Côte d’Ivoire : Le MASA s’ouvre sous le signe des arts du spectacle en Afrique
La quatorzième édition du Marché des arts et du spectacle d’Abidjan (MASA) a ouvert ses portes ce samedi dans la capitale économique ivoirienne. Depuis plus d’une décennie, cet événement dédié aux arts et à la culture africains rassemble des artistes et des professionnels venus de divers horizons. Pour le lancement de la quatorzième édition, Lefaso.net était à Treichville, reportage.
Tambours, chorégraphies et sonorités musicales : tout un cocktail de performances artistiques a marqué le lancement de cette semaine dédiée aux arts vivants africains.
Au Masa, l’Art sert aussi à tisser des liens diplomatiques. Cette année, deux nations ont été mises à l’honneur : Le Brésil et le royaume du Maroc.
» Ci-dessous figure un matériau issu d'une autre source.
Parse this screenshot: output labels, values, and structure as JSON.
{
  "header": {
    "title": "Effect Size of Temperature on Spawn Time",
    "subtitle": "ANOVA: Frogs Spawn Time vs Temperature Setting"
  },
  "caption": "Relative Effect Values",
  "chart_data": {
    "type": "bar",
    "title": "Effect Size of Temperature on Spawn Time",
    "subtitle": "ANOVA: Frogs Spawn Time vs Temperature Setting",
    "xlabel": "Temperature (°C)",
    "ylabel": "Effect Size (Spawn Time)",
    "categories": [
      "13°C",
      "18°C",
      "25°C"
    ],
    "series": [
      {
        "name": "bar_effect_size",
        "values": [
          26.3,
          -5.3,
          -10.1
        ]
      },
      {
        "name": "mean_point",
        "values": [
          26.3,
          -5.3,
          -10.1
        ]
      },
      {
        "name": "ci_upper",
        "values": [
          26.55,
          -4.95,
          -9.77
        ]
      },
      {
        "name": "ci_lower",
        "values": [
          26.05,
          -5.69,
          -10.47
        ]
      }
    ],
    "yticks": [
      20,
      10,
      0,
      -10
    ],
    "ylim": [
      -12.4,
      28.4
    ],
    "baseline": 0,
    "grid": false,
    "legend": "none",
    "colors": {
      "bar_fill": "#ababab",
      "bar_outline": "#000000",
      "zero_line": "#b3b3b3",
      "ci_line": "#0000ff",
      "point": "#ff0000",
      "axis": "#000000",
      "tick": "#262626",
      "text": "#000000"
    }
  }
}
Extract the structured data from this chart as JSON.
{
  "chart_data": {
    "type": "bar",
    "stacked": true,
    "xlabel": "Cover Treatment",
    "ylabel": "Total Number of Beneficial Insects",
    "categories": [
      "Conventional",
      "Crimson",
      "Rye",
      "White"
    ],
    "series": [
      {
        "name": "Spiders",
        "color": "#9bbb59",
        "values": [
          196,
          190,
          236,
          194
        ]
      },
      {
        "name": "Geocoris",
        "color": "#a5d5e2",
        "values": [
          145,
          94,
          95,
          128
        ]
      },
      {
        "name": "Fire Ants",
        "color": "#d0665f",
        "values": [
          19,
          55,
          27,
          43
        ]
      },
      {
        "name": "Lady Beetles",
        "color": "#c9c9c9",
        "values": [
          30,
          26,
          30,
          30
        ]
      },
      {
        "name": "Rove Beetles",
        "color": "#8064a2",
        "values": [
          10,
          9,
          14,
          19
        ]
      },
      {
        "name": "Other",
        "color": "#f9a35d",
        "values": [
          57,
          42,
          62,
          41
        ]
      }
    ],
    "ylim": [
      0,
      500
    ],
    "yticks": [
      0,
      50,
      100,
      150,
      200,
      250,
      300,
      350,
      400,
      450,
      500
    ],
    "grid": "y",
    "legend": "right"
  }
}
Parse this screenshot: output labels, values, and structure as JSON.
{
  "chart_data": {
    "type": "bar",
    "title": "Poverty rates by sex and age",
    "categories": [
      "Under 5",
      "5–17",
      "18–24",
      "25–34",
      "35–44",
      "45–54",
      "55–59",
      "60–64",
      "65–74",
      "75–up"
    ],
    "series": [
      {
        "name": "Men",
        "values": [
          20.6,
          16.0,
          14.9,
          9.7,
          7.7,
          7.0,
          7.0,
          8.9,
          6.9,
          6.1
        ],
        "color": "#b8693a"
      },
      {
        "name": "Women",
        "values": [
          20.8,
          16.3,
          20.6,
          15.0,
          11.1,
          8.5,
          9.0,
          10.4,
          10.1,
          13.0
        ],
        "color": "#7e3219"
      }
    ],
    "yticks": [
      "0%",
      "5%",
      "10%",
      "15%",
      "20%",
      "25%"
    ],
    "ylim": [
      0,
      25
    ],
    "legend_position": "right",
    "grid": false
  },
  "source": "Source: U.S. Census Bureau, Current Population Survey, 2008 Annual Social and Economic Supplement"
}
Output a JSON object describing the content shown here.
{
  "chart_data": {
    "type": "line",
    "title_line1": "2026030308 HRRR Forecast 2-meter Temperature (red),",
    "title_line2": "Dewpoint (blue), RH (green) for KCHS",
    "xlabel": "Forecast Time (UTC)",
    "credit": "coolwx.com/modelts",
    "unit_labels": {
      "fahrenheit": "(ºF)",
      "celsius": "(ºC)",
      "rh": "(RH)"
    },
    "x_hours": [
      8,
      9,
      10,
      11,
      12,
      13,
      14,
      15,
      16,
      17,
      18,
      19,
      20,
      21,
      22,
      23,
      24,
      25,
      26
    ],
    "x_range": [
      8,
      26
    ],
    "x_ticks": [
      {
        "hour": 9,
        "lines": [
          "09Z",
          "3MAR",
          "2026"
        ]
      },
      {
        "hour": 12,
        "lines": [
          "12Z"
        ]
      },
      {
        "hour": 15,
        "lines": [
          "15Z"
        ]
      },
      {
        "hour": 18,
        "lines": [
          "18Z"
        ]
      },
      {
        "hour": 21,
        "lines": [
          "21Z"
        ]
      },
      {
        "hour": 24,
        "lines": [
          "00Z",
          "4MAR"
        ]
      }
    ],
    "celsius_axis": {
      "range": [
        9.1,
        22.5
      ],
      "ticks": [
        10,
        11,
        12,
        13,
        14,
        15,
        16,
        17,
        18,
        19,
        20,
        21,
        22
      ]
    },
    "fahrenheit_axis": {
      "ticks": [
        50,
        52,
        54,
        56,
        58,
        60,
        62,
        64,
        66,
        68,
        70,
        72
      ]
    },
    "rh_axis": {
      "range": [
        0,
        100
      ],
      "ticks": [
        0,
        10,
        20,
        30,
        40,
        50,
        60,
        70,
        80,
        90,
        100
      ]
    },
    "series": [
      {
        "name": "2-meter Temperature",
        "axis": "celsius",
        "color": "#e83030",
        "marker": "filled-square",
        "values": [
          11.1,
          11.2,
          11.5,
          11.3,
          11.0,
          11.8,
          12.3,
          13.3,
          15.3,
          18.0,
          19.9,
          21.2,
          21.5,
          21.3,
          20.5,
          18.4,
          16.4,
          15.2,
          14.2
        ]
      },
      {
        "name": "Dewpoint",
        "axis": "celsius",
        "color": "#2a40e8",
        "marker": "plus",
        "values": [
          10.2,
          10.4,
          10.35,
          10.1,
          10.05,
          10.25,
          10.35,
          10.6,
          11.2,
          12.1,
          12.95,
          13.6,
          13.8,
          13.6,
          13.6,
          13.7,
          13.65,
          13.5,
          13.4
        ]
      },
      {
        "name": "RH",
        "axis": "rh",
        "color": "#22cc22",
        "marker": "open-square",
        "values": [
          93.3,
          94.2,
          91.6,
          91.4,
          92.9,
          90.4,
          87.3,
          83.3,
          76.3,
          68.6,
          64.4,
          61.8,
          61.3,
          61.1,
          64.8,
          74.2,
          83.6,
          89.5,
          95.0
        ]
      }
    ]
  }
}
Un honneur dont s’est réjouie Margareth Menezes, ministre brésilienne de la Culture, qui espère de cette collaboration un développement des relations diplomatiques entre les deux pays.
Devant le parterre de personnalités et l’excitation de la foule, la délégation brésilienne a offert une interprétation de la capoeira, danse historique de combat inscrite dans le patrimoine culturel du pays. De même, la délégation chérifienne a aussi gratifié la foule du son dansant de ses tambours traditionnels.
Cette année, la programmation du MASA prévoit 1200 artistes, 130 troupes, 300 professionnels et 300 spectacles en provenance d’une cinquantaine de pays d’Afrique, d’Amérique, d’Asie et d’Europe dans sept disciplines que sont les arts du cirque et de la marionnette, le conte, la danse, l’humour, la musique, le slam et le théâtre.
Pour Abdramane Kamaté, directeur général du MASA, un défi majeur de cette édition est de « structurer durablement les industries culturelles créatives et faire du MASA un cadre stratégique incontournable ».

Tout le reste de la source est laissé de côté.